Da Jürgen zwei Tage später Geburstag hatte und ich immer noch kein Geschenkt für ihn wusste, fragte ich Kai, ob er mir da nicht helfen könne. Klar, das sei überhaupt kein Problem, er wüsste was. Kai holte einen Zettel und schrieb etwas darauf. Guckte immer wieder zu mir hoch und schrieb und schrieb. Ich dachte, was schreibt der denn nur, dass muss doch mehr sein, als ein Tipp für ein Geschenk. Dann nahm er den Zettel, zerknüllte ihn und fing wieder von vorne an. Dann faltet er ihn und gab ihn mir. Ich nahm ihn so und steckte ihn ein.
Zu Hause holte ich ganz neugierig den Zettel heraus, faltete ihn gspannt wie ein Flitzebogen auseinander und las: The dark site of the moon, von Pink Floyd. Mehr nicht. Klasse!, dachte ich. Nahm den Zettel zerknüllte ihn und warf ihn in die Ecke. So ein Idiot!
Am Geburtstag von Jürgen, also heute, sahen wir uns dann wieder. Als ich kam, spielte Kai am Comodore C 64 Tennis. Ich stellte mich dahinter. Kai schaute kurz hoch, sah mich und ich bekam ein Lächeln. Dann spielte er weiter gegen seinen Bruder. Ein paar Minuten wartete ich, dann war mir das zu blöd und ich ging in die Küche. Was man von Männer ja nicht immer erwarten kann, aber er hatte mein Gehen bemerkt und sofort aufgehört zu spielen, um mir zu folgen. Da hatte er aber noch gerade mal die Kurve gekriegt. Etwas später am Abend haben wir uns das erste Mal geküsst.
Später hat Kai mir gebeichtet, dass er tatsächlich auf den ersten Zettel geschrieben habe, er möchte mich gerne wiedersehen. Dann sei er jedoch zu feige gewesen und habe den Zettel lieber zerknüllt.
Ich glaube, es war keine drei Wochen später, da standen wir auf dem Ballindamm an der Binnenalster, es war ein wunderbare laue Sommernacht, und Kai hat mich das erste Mal gefragt, ob ich ihn heiraten möchte. Ich war total verwirrt und wich natürlich erst mal seiner Frage aus. Er erklärte, er sei sich bei mir so sicher und möchte mich unbedingt heiraten. Ich, gerade mal 18, noch nicht mal Abitur und kenne diesen Mann erst ein paar Wochen. Nein, das ginge gar nicht. Ein halbes Jahr später haben wir uns zum Entsetzen aller, verlobt. Sechs Jahre später haben wir geheiratet.
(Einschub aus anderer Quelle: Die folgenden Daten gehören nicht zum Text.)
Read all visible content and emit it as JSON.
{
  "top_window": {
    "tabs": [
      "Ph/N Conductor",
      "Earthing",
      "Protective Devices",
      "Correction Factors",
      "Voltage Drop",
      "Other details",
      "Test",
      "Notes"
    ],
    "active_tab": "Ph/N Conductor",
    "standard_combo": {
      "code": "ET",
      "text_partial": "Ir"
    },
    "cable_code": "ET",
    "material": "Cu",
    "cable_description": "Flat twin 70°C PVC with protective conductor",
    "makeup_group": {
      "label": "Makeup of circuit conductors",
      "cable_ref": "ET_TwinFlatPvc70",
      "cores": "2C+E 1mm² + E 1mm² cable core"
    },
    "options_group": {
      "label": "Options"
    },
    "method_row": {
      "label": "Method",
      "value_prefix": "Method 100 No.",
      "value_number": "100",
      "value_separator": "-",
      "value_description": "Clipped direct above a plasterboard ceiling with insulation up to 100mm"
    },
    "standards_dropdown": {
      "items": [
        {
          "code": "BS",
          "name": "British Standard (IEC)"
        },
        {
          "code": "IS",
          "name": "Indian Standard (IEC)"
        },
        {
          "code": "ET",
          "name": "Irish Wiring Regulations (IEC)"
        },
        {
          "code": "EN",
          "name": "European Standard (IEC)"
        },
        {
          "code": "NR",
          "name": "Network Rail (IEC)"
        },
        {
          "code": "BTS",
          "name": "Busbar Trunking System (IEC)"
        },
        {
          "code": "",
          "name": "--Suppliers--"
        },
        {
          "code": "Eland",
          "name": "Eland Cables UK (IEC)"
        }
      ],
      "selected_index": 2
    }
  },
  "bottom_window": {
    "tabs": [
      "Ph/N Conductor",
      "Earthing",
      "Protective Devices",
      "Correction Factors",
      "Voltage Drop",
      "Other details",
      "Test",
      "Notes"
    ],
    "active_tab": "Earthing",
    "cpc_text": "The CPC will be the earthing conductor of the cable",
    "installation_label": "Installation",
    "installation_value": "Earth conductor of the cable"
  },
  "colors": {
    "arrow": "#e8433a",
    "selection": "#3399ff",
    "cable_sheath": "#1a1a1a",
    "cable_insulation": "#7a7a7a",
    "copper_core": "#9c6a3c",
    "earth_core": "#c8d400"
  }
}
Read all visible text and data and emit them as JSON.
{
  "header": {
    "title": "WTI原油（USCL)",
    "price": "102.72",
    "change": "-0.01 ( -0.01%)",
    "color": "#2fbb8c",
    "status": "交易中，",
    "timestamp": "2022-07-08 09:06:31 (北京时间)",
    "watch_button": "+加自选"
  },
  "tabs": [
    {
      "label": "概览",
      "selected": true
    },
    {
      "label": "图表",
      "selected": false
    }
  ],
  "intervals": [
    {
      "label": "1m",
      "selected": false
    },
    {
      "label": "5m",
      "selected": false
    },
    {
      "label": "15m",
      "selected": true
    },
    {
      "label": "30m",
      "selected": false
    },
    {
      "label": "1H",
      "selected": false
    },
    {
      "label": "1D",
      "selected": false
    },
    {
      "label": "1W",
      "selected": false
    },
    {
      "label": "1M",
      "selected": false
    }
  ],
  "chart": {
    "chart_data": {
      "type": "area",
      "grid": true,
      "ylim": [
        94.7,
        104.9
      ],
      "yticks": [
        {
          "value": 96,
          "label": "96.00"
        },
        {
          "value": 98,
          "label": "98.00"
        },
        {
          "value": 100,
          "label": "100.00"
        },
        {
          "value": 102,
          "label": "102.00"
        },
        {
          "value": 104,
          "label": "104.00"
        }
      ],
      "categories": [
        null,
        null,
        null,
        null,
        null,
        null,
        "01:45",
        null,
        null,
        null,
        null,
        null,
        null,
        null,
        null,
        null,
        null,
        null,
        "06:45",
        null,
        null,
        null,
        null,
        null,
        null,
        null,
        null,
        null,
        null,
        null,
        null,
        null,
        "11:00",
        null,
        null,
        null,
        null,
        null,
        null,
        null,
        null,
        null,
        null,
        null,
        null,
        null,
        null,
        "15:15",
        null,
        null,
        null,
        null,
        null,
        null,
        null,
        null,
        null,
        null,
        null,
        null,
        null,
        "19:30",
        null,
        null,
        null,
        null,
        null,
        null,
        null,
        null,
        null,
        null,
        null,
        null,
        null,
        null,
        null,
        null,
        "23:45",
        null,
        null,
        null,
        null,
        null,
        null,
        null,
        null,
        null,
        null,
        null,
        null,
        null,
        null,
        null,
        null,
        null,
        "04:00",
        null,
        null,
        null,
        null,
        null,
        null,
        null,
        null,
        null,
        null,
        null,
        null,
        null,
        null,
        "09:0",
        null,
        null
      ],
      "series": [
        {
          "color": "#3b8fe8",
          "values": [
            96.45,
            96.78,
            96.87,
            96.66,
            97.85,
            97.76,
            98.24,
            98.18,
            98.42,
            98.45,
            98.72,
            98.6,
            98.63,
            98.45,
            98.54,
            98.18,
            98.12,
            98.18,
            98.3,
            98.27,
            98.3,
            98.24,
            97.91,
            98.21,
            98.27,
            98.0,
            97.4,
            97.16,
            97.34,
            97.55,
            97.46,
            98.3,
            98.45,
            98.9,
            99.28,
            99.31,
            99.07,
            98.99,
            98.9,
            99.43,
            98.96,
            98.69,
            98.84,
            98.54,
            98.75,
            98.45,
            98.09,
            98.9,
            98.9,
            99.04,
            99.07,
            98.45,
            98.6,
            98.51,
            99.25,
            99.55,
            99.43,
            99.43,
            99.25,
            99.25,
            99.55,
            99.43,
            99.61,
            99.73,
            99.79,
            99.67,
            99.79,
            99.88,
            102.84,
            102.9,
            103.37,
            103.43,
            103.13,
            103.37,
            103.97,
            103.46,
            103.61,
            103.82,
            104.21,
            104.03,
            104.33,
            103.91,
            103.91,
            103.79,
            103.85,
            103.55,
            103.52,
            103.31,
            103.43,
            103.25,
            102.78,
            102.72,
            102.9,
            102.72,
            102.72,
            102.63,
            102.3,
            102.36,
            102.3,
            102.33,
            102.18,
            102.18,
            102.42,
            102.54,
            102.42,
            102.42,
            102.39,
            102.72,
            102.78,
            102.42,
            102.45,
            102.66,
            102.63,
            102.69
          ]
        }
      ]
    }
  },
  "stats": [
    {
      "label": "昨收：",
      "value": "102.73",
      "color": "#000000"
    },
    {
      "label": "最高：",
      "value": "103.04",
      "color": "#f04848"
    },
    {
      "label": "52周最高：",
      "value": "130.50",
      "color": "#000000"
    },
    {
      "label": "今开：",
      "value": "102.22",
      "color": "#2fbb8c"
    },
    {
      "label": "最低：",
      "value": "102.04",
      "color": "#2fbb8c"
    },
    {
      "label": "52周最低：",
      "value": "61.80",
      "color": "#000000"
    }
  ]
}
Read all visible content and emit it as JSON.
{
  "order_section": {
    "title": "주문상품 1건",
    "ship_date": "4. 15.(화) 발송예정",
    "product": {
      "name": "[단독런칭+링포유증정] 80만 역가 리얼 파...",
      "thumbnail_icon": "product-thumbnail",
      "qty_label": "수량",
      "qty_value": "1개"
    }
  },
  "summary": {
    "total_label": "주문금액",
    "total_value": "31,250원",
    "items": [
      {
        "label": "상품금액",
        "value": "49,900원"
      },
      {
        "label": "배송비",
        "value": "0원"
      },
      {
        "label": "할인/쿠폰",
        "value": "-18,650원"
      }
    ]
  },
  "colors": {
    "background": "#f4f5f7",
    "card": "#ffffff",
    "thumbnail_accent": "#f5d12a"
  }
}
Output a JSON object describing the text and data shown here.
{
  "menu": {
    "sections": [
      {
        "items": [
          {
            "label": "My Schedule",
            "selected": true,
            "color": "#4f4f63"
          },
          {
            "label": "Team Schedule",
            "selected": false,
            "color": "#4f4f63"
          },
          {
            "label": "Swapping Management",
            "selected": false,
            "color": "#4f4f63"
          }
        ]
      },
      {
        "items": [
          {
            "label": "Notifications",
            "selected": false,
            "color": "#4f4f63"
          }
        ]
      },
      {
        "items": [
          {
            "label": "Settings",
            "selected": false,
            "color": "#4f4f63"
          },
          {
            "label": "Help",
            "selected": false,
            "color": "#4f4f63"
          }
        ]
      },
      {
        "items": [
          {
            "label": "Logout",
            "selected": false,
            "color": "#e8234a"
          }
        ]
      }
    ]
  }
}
Früher haben wir unseren Kennenlerntag immer richtig gefeiert. Die ersten Jahre habe ich für uns etwas schönes gekocht, etwas ganz besonderes. Essen zu gehen, das konnten wir uns nicht leisten. Später sind wir dann natürlich auch Essen gegangen. Das letzte Mal war 1997. Ich war mit Tobias schwanger in der 19. Woche und an dem Tag war die letzte große Ultraschalluntersuchung. Ich war so glücklich und genoss den Tag. Wir waren in Neustadt an der Ostsee. Es war ein total schöner Tag.
Die nächsten zwei Jahre war uns dann auch nicht zum Feiern zu mute und schon gar diesen Tag. Irgendwann haben wir auch das wieder gekonnt, wenn auch ganz zaghaft. Bei einer schönen Flasche Wein saßen wir zusammen. Wenn ich mir jetzt etwas wünschen dürfte, so würde ich mir wünschen, den nächsten Kennenlerntag in Hamburg zu verbringen. Nachmittags bummeln zu gehen, am Alsterfleet etwas Essen, danach einen Dammertörn mit einem Alsterschiff, um dann am Ballindamm Dir zu sagen, dass ich dumme Nuss auch damals gleich hätte ja sagen können.
Ach, natürlich bin ich heute nicht alleine. Nein, denn unsere vier kleinen Männer schlafen oben, hoffentlich!